At that point, I decided that I needed to experience the other human versus human multiplayer elements, so I tried 2v2, 3v3, and 4v4 with human opponents and allies in every spot. All of this was accomplished by a straightforward, easy to use Battle.net client that allows you to chat and party with the people that you already know in order to quickly find the kinds of matches you’re looking for. The game even keeps track of your performance and ranks you in each league (1v1, 2v2, 3v3, and 4v4) in order to intelligently match you up against similarly skilled opponents.
So I rendezvoused with my cousins for 2v2, 3v3, and 4v4 and I had the chance to play around a dozen or two games total, ranking Silver in the 2v2 and 3v3 leagues and Gold in the 4v4 league with our teams. After that many games and that much exposure to enemy and ally behavior, I felt like I learned a great deal about how to play the game and how to be good at it. I played the game so much in a few days that all I could see when I closed my eyes were units and maps.
I tried 1v1 again. I lost horribly several times before getting frustrated and quitting.
Putting it in Perspective
Why does this all matter? Why should you care what my Starcraft 2 experience was like or where I ranked? Well, back in 1998-2000 I played the original Starcraft semi-religiously. I wasn’t bad at it. Since then, I’ve been playing video games in general for my entire life, including my fair share of real-time strategy games. I am not new to any of this. With all of that in mind, I was frequently obliterated in multiplayer, especially in 1v1 matches. The competition out there is not just insane, it’s downright asinine at times. With team play, you have margins for error and creativity; no match is the same twice and it’s always anyone’s game until one side absolutely decisively wins it. In one on one multiplayer, if you make a mistake, you’re done. If you don’t build your units and structures perfectly in the first three minutes of play, it’s over. If you forget to scout or build too many workers or forget to research or don’t adequately counter your opponent’s strategy with the ideal counter, you lose.
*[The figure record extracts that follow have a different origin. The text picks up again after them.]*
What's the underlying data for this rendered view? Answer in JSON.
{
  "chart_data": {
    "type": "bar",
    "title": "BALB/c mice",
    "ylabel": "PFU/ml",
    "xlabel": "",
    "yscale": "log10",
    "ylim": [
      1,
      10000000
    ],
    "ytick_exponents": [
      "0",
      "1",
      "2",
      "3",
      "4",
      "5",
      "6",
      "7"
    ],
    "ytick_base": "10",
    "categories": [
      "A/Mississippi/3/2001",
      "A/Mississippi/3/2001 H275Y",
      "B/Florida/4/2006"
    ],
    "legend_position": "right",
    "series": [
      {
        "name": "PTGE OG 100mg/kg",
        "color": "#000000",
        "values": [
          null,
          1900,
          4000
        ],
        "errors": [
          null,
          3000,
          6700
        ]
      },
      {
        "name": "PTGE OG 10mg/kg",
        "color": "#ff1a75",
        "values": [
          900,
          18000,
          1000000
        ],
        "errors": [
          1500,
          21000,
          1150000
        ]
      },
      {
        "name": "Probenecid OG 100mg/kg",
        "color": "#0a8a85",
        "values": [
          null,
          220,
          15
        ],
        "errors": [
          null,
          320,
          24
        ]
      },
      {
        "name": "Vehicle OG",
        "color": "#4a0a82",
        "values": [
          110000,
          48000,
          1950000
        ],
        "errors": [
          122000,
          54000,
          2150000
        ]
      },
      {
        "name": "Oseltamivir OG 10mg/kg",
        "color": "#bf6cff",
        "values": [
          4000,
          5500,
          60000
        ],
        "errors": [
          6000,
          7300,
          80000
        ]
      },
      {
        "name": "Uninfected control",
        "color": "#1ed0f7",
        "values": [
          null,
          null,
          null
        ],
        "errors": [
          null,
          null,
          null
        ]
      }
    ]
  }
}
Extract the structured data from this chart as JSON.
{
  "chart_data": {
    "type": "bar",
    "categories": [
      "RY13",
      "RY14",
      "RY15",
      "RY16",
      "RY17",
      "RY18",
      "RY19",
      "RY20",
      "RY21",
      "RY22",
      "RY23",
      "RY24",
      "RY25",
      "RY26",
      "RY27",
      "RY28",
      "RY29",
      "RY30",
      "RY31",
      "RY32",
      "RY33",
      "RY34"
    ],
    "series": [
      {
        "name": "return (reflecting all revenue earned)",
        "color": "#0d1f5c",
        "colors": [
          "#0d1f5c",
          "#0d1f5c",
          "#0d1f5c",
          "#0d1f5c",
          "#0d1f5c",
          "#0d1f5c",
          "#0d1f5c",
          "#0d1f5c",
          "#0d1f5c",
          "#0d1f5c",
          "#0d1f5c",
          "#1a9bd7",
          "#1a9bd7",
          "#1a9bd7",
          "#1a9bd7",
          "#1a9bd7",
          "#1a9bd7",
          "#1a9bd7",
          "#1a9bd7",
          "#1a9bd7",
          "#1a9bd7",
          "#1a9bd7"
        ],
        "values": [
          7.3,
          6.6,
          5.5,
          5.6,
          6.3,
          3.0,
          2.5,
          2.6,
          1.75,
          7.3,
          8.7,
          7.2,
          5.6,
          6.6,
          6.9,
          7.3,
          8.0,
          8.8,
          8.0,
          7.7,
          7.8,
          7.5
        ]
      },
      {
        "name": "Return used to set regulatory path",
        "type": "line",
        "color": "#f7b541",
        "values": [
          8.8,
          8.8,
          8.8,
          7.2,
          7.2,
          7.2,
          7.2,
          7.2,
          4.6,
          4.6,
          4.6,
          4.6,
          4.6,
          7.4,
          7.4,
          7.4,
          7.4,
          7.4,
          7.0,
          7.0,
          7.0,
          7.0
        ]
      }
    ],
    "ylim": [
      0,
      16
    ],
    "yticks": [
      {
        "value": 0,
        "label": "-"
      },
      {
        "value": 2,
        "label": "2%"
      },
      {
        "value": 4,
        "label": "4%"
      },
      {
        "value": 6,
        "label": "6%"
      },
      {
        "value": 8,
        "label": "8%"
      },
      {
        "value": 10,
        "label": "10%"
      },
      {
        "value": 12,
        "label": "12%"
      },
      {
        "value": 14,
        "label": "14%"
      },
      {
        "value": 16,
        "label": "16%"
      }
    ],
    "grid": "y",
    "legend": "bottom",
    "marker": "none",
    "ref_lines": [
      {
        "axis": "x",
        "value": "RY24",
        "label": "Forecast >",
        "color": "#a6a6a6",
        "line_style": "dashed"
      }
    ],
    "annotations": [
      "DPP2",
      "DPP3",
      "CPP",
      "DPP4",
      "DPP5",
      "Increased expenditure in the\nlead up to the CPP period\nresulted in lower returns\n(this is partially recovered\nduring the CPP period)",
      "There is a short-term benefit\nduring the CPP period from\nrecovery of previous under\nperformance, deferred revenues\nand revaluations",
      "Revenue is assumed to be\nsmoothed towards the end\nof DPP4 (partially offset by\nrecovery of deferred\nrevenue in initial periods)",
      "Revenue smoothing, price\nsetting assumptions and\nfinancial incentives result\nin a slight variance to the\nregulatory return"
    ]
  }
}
It’s a brutal battlefield that’s suited to hardcore strategy enthusiasts and people that like to feel like automatons while playing games and it is absolutely unforgiving to new or casual players. If you are buying Starcraft 2 for the multiplayer, this is something that you absolutely must know, especially if you are new to Starcraft or to real-time strategy.
Now if you’re buying Starcraft 2: Wings of Liberty for the single player experience, carry on completely unabated. The single player campaign is as close to perfect as I have ever experienced in a real-time strategy game, with logical mission progression, enough challenge (through variable settings) to keep players of all skill levels coming back for more, and enough diversity to stay interesting up through the very end. The storyline feels like a high budget science fiction action movie, too, and you’ll often find yourself involved and motivated to keep going for just one more mission.
Starcraft 2: Wings of Liberty was reviewed with a promotional copy given to DigitalReviews.net for reviewing purposes. I completed the single player campaign on normal difficulty and spent two weeks on 1v1, 2v2, 3v3, and 4v4 human multiplayer modes, ranking Silver in the first three and Gold in 4v4, and several games on cooperative (versus computer) 2v2 and 3v3 modes. Starcraft 2: Wings of Liberty is published by Blizzard and is available now for an MSRP of $59.99.